Rainer Maria Rilke , Werke ll , 182-184

 

Shawl, Wie, für die Jungfrau

 

 

Wie, für die Jungfrau, dem, der vor ihr kniet, die Namen 

zustürzen unerhört: Stern, Quelle, Rose, Haus, 

und wie er immer weiss, je mehr der Namen kamen, 

es reicht kein Name je für ihr Bedeuten aus - 

... so, während du sie siehst, die leichthin ausgespannte 

Mitte des Kaschmirshawls, die aus dem Blumensaum 

sich schwarz erneut und klärt in ihres Rahmens Kante 

und einen reinen Raum schafft für den Raum..: 

erfährst du dies: dass Namen sich an ihr 

endlos verschwenden: denn sie ist die Mitte. 

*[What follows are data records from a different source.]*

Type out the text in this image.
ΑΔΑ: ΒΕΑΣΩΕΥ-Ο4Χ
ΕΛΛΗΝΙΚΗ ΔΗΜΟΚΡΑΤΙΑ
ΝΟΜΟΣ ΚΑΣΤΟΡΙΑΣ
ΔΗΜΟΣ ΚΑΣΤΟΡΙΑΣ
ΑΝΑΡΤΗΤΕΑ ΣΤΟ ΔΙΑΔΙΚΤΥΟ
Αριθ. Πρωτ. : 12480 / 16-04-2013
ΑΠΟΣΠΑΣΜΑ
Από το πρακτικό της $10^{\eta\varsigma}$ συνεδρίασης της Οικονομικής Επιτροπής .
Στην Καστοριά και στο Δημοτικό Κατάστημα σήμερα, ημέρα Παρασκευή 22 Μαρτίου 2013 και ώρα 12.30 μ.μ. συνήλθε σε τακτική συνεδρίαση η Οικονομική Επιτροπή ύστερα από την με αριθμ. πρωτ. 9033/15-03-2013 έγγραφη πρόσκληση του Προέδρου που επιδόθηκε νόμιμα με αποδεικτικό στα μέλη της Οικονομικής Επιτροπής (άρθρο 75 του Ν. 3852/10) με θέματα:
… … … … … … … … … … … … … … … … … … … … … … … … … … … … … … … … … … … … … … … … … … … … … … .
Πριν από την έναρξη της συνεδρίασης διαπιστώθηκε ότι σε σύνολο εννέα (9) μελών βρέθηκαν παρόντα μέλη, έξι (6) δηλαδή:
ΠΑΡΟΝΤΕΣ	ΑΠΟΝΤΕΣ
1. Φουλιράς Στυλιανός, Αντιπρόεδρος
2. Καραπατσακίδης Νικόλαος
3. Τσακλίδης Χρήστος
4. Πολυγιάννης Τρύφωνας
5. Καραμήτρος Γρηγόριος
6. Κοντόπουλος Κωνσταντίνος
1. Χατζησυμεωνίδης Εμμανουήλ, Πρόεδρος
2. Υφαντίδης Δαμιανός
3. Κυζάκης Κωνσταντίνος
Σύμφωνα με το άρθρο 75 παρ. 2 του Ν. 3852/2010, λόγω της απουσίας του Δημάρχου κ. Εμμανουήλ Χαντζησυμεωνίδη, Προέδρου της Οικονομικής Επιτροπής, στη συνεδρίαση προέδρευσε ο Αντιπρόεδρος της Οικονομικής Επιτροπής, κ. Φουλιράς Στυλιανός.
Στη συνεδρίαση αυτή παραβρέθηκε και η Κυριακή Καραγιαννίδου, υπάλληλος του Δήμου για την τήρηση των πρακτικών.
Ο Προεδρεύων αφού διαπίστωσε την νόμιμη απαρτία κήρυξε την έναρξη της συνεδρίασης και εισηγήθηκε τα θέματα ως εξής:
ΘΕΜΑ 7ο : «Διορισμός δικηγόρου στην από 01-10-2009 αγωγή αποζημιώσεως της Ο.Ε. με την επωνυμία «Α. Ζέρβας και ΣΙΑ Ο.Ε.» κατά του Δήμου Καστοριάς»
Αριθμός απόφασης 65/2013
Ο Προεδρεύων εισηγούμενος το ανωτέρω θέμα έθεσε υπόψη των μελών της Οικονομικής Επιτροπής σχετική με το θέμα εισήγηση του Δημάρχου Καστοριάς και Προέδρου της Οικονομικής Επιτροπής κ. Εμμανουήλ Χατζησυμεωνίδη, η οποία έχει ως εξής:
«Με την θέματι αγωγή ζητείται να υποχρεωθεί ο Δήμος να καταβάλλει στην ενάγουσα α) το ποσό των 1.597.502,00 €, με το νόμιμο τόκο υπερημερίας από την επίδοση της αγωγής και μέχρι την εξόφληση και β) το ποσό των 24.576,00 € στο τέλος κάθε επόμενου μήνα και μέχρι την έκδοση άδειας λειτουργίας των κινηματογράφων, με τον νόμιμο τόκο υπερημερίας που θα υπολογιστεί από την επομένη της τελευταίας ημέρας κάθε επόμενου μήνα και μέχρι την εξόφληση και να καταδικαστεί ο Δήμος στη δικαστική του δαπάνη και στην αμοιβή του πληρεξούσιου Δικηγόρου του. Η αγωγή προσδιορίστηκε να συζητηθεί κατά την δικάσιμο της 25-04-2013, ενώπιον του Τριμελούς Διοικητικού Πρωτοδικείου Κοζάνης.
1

Wie es auch sei, das Muster unserer Schritte, 

um eine solche Leere wandeln wir. 

 

Rainer Maria Rilke, 1923

 

 

 

 

Es gibt so wunderweiße Nächte

Rainer Maria Rilke

 

Es gibt so wunderweiße Nächte,

drin alle Dinge Silber sind.

Da schimmert mancher Stern so lind,

als ob er fromme Hirten brächte

zu einem neuen Jesuskind.

Weit wie mit dichtem Diamantstaube

bestreut, erscheinen Flur und Flut,

und in die Herzen, traumgemut,

steigt ein kapellenloser Glaube,

der leise seine Wunder tut.

©Petra Gleibs
©Petra Gleibs

 

 

 

 

Herbsttag

 

Herr, es ist Zeit. Der Sommer war sehr groß.
Leg deinen Schatten auf die Sonnenuhren,
und auf den Fluren lass die Winde los.

Befiehl den letzten Früchten, voll zu sein;
gieb ihnen noch zwei südlichere Tage,
dränge sie zur Vollendung hin, und jage
die letzte Süße in den schweren Wein.

Wer jetzt kein Haus hat, baut sich keines mehr.
Wer jetzt allein ist, wird es lange bleiben,
wird wachen, lesen, lange Briefe schreiben
und wird in den Alleen hin und her
unruhig wandern, wenn die Blätter treiben. 


Rainer Maria Rilke, 21.9.1902, Paris

 

 

 

 

Herbst

 

Die Blätter fallen, fallen wie von weit,
als welkten in den Himmeln ferne Gärten;
sie fallen mit verneinender Gebärde.

Und in den Nächten fällt die schwere Erde
aus allen Sternen in die Einsamkeit.

Wir alle fallen. Diese Hand da fällt.
Und sieh dir andre an: es ist in allen.

Und doch ist Einer, welcher dieses Fallen
unendlich sanft in seinen Händen hält.